Learning to Fly
Evergreen Soaring provides free training for members. Glider pilots are licensed by the FAA, just like powered aircraft pilots. You'll learn to control the glider safely and precisely, navigate, and develop a basic understanding of weather and other aviation topics. If you have no flying experience, you can solo after 30 to 40 instructional flights. The total time from first flight to license depends on how frequently you fly. After another 50 to 60 flights, you'll be ready to take your first flight test. If you are a power pilot, it may take between 10 and 15 flights. Please read this information about transitioning to gliders.
You must also pass written and oral exams. The written exam may be taken any time within two years prior to the flight test. The oral exam is given on the morning of the flight test by an FAA designated pilot examiner.
You must be a member before you can start training. But you can give it a try first. Read our page about joining us for a demonstration flight.
Here is a brochure you can share that tells you about the club. An application is provided for your use. You can read about member responsibilities and expections too.
Students do not need any FAA paperwork to start training, but a valid FAA student license is required before going solo. This may be picked up any time prior to solo from the FAA, Flight Standards District Office, 1601 Lind Avenue S.W. Suite 260, Renton, WA 98055-4056 (1-800-354-1940), or from a designated examiner. There is a small fee if the student license is received from a designated examiner.
No medical examination is required to get a student license, but the applicant will have to sign a written statement that he or she has no medical or physical condition that would impair his ability to fly. You must be 14 years old to get a student license, and 16 to get a full glider pilot's license.
At the time the student solos, the instructor will endorse the student license for the type of glider. The student must have an endorsement for each type of glider he flies solo.
In addition, the instructor must enter an endorsement in the student's logbook. The logbook endorsement is good for ninety days only and must be renewed in order for the student to retain solo privileges.
The student who already has a pilot license in other aircraft does not need any additional FAA paperwork to fly gliders solo.
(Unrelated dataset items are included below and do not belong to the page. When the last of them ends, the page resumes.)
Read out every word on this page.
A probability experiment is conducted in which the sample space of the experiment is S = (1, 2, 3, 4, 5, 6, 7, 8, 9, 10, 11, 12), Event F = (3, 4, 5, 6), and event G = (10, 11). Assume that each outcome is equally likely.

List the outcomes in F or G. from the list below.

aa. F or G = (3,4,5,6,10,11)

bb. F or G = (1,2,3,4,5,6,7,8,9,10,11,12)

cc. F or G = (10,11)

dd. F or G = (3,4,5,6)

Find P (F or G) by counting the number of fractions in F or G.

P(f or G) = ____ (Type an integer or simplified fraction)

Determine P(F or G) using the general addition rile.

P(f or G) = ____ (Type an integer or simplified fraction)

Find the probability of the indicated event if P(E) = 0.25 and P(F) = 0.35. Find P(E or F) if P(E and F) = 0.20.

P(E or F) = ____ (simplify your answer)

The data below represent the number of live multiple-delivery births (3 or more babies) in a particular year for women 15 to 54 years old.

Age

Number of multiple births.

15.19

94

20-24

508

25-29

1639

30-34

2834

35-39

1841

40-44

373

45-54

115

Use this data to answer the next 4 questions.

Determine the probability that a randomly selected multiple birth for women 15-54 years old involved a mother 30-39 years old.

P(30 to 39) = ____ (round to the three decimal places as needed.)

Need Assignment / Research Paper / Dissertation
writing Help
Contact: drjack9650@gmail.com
A logbook endorsement, however, is required to fly solo, and that endorsement must be renewed every ninety days.
Note: As a pilot, you are responsible for being legal to fly. Here is a summary of some of the requirements for flying a glider. Click on the links to read the actual Federal Aviation Regulations for the details.
- Medical Certificate: FAR 61.23(b) A person is not required to hold a medical certificate when exercising the privileges of a student pilot certificate or pilot certificate with a glider category rating.
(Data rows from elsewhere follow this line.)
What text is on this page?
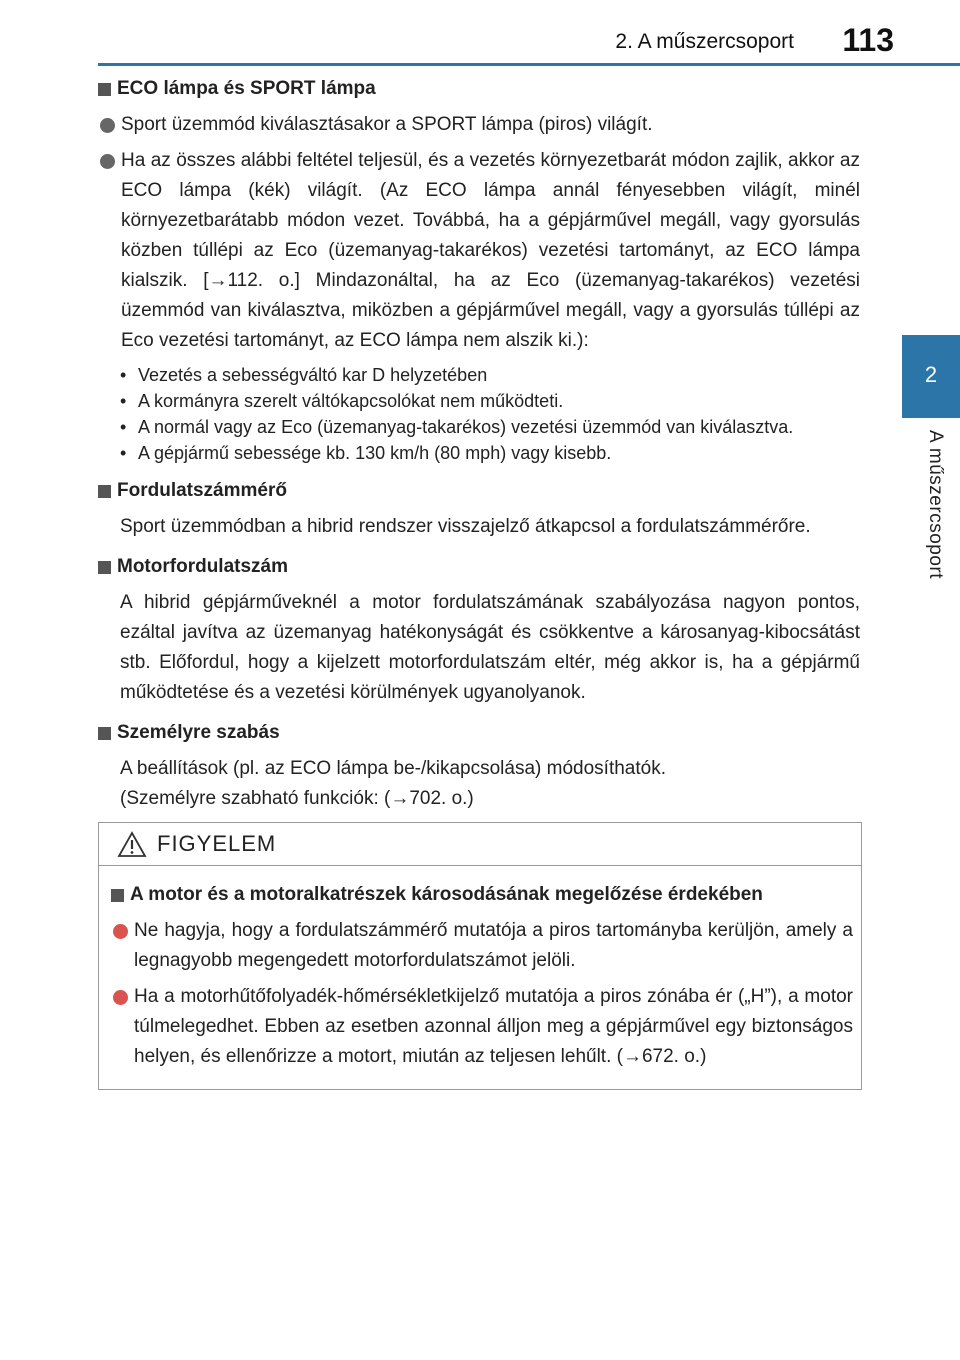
2. A műszercsoport 113
2
A műszercsoport
ECO lámpa és SPORT lámpa
Sport üzemmód kiválasztásakor a SPORT lámpa (piros) világít.
Ha az összes alábbi feltétel teljesül, és a vezetés környezetbarát módon zajlik, akkor az ECO lámpa (kék) világít. (Az ECO lámpa annál fényesebben világít, minél környezetbarátabb módon vezet. Továbbá, ha a gépjárművel megáll, vagy gyorsulás közben túllépi az Eco (üzemanyag-takarékos) vezetési tartományt, az ECO lámpa kialszik. [→112. o.] Mindazonáltal, ha az Eco (üzemanyag-takarékos) vezetési üzemmód van kiválasztva, miközben a gépjárművel megáll, vagy a gyorsulás túllépi az Eco vezetési tartományt, az ECO lámpa nem alszik ki.):
• Vezetés a sebességváltó kar D helyzetében
• A kormányra szerelt váltókapcsolókat nem működteti.
• A normál vagy az Eco (üzemanyag-takarékos) vezetési üzemmód van kiválasztva.
• A gépjármű sebessége kb. 130 km/h (80 mph) vagy kisebb.
Fordulatszámmérő
Sport üzemmódban a hibrid rendszer visszajelző átkapcsol a fordulatszámmérőre.
Motorfordulatszám
A hibrid gépjárműveknél a motor fordulatszámának szabályozása nagyon pontos, ezáltal javítva az üzemanyag hatékonyságát és csökkentve a károsanyag-kibocsátást stb. Előfordul, hogy a kijelzett motorfordulatszám eltér, még akkor is, ha a gépjármű működtetése és a vezetési körülmények ugyanolyanok.
Személyre szabás
A beállítások (pl. az ECO lámpa be-/kikapcsolása) módosíthatók.
(Személyre szabható funkciók: (→702. o.)
FIGYELEM
A motor és a motoralkatrészek károsodásának megelőzése érdekében
Ne hagyja, hogy a fordulatszámmérő mutatója a piros tartományba kerüljön, amely a legnagyobb megengedett motorfordulatszámot jelöli.
Ha a motorhűtőfolyadék-hőmérsékletkijelző mutatója a piros zónába ér („H”), a motor túlmelegedhet. Ebben az esetben azonnal álljon meg a gépjárművel egy biztonságos helyen, és ellenőrizze a motort, miután az teljesen lehűlt. (→672. o.)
- Student Certificate: FAR 61.83(b),(c) To be eligible for a student pilot certificate, an applicant must be at least 14 years of age for the operation of a glider, and be able to read, speak, write, and understand the English language.
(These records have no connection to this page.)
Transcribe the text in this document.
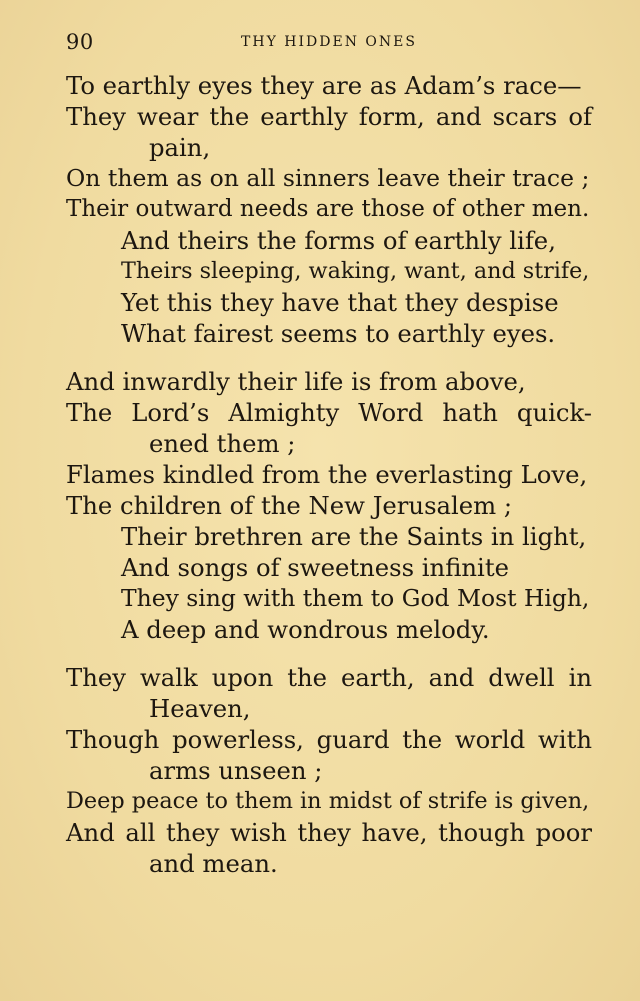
90	THY HIDDEN ONES
To earthly eyes they are as Adam’s race—
They wear the earthly form, and scars of
pain,
On them as on all sinners leave their trace ;
Their outward needs are those of other men.
And theirs the forms of earthly life,
Theirs sleeping, waking, want, and strife,
Yet this they have that they despise
What fairest seems to earthly eyes.
And inwardly their life is from above,
The Lord’s Almighty Word hath quick-
ened them ;
Flames kindled from the everlasting Love,
The children of the New Jerusalem ;
Their brethren are the Saints in light,
And songs of sweetness infinite
They sing with them to God Most High,
A deep and wondrous melody.
They walk upon the earth, and dwell in
Heaven,
Though powerless, guard the world with
arms unseen ;
Deep peace to them in midst of strife is given,
And all they wish they have, though poor
and mean.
- Private Pilot Experience: FAR 61.109(f)(1),(2) At least 10 hours of flight time in a glider, including at least 20 flights in a glider, and 2 hours of solo flight time with not less than 10 launches and landings being performed. If the applicant has logged at least 40 hours of flight time in a heavier-than-air aircraft, the applicant must log at least 3 hours of flight time in a glider including at least 10 solo flights in a glider.